A Chafed Texan in the Naked City
Washington is a town filled with boobs.
They're everywhere, from the bare-breasted ladies who decorate the fountain at Dupont Circle to the peekaboo statue in the Justice Department's Great Hall to the countless nudes in our museums. But while those of us who live here hardly blink at the public nudity, it can shock some of our visitors. Such was the case for Robert Hurt, who last week tried to add the issue of artistic indecency in the nation's capital to the platform of the Texas GOP.
"You don't have nude art on your front porch," the Dallas Morning News quoted the delegate as telling the platform committee at the state party convention. "So why is it important to have that in the common places of Washington, D.C.?"
Hurt, 54, a Kerrville, Tex., rancher and father of 14, told us in a phone interview he first came to Washington a decade ago for a gathering of the evangelical Promise Keepers on the Mall. "It was probably not much different than 'The Beverly Hillbillies' going to Beverly Hills," he joked. At the National Gallery, he was appalled to see statues of unclothed people. "I found it very inappropriate," he said. Returning a few years later, he discovered Arlington Memorial Bridge, flanked by the bare-chested figures of Valor and Sacrifice.
"The Lady Godiva thing -- that's what it conjured up, and that's not what our country's about," he said.
Hurt notified his elected officials of his concerns but believes nothing was done. While he said he respects free speech, "I believe art affects a country indirectly. I have been studying the decline of morals in this country. It's sending the wrong message to children that nudity is fine, that nakedness is fine. . . . There are degrees of vulgarity, and it opens up the door for the other stuff."
The platform committee did not adopt Hurt's recommendation on Washington nudity (nor his proposal to extend the 22nd Amendment -- presidential term limits -- to spouses). But Hurt said he'll pursue the issue, possibly with another trip here to videotape the evidence. "I'm not going to stop until I succeed. I'm prepared for a long fight."

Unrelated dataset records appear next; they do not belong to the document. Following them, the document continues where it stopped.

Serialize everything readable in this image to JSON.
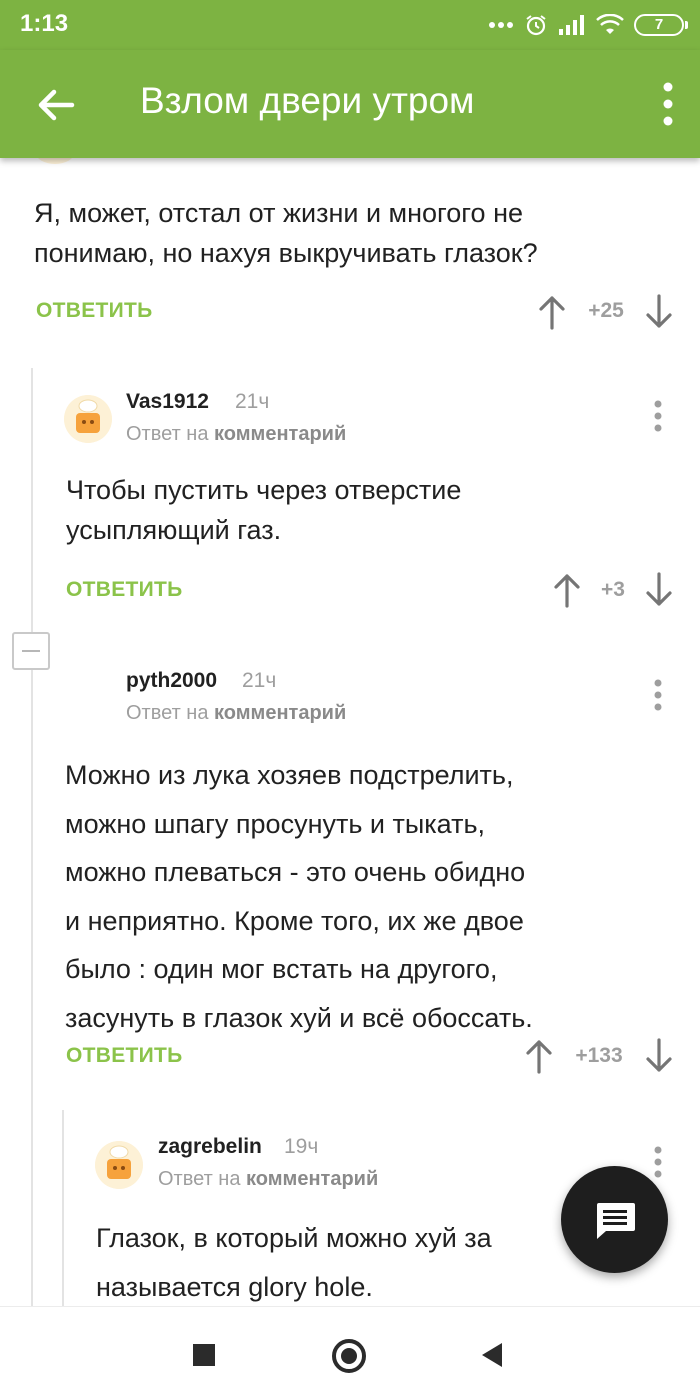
{
  "status_bar": {
    "time": "1:13",
    "battery": "7"
  },
  "app_bar": {
    "title": "Взлом двери утром"
  },
  "comments": [
    {
      "text_lines": [
        "Я, может, отстал от жизни и многого не",
        "понимаю, но нахуя выкручивать глазок?"
      ],
      "reply_label": "ОТВЕТИТЬ",
      "score": "+25"
    },
    {
      "author": "Vas1912",
      "time": "21ч",
      "reply_to_prefix": "Ответ на",
      "reply_to_link": "комментарий",
      "text_lines": [
        "Чтобы пустить через отверстие",
        "усыпляющий газ."
      ],
      "reply_label": "ОТВЕТИТЬ",
      "score": "+3"
    },
    {
      "author": "pyth2000",
      "time": "21ч",
      "reply_to_prefix": "Ответ на",
      "reply_to_link": "комментарий",
      "text_lines": [
        "Можно из лука хозяев подстрелить,",
        "можно шпагу просунуть и тыкать,",
        "можно плеваться - это очень обидно",
        "и неприятно. Кроме того, их же двое",
        "было : один мог встать на другого,",
        "засунуть в глазок хуй и всё обоссать."
      ],
      "reply_label": "ОТВЕТИТЬ",
      "score": "+133"
    },
    {
      "author": "zagrebelin",
      "time": "19ч",
      "reply_to_prefix": "Ответ на",
      "reply_to_link": "комментарий",
      "text_lines": [
        "Глазок, в который можно хуй за",
        "называется glory hole."
      ]
    }
  ],
  "icons": {
    "back": "arrow-back-icon",
    "menu": "more-vert-icon",
    "upvote": "arrow-up-icon",
    "downvote": "arrow-down-icon",
    "fab": "comment-icon"
  },
  "colors": {
    "brand_green": "#7db342",
    "reply_green": "#8bc34a",
    "muted_grey": "#9e9e9e",
    "fab_dark": "#1e1e1e"
  }
}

Fenty No Match for Alexander the Great
What happens when Washington's most honored athlete goes mano a mano against Washington's most athletic mayor . . . in table hockey? On the one hand, Adrian Fenty is a triathlete with 8-year-old twin boys; on the other hand, Alexander Ovechkin is -- well, he's just the NHL's top scorer and Most Valuable Player, so little surprise that he trounced the mayor, as well as D.C. Council member Jack Evans, who just happened to have the table hockey game in his office. The historic matchup occurred just before Fenty presented Ovechkin the key to the city Friday.
Marry You? Just Ax Me
One of the lesser-known reasons behind the opposition to same-sex marriage: The gays are going to totally upstage the straights when it comes to outrageous, attention-getting public marriage proposals. We got a little dose of this toward the end of D.C. Capital Pride Week when Joe Matessa, 38, proposed to Billy Molasso, 37, at an outdoor screening of the Joan Crawford kitsch-horror classic "Strait-Jacket" at Hillwood Estate Friday, in front of 300 people waving glitter-covered plastic hatchets (Crawford plays an ax murderer) and wire hangers. (Matessa, full disclosure, works in ad sales at The Post; his boyfriend is a professor at GWU. They'll have a commitment ceremony in the fall.) JumboTron? How quaint.
Beware the Ides of June
Is there a curse on Harman Hall? Just weeks after the Shakespeare Theatre Company's new home opened last fall, star Avery Brooks suffered an injury that forced the cancellation of several performances of "Tamburlaine." The latest victim is Andrew Long, the double-duty Mark Antony in the current tag-team productions of "Julius Caesar" and "Antony and Cleopatra." While exiting the stage during Act 1 of "Caesar" Tuesday, Long fell and (ouch) tore an Achilles tendon. That injury has laid up Long, a company regular, for the rest of the run; understudy Kurt Rhoads takes over through the July 6 close.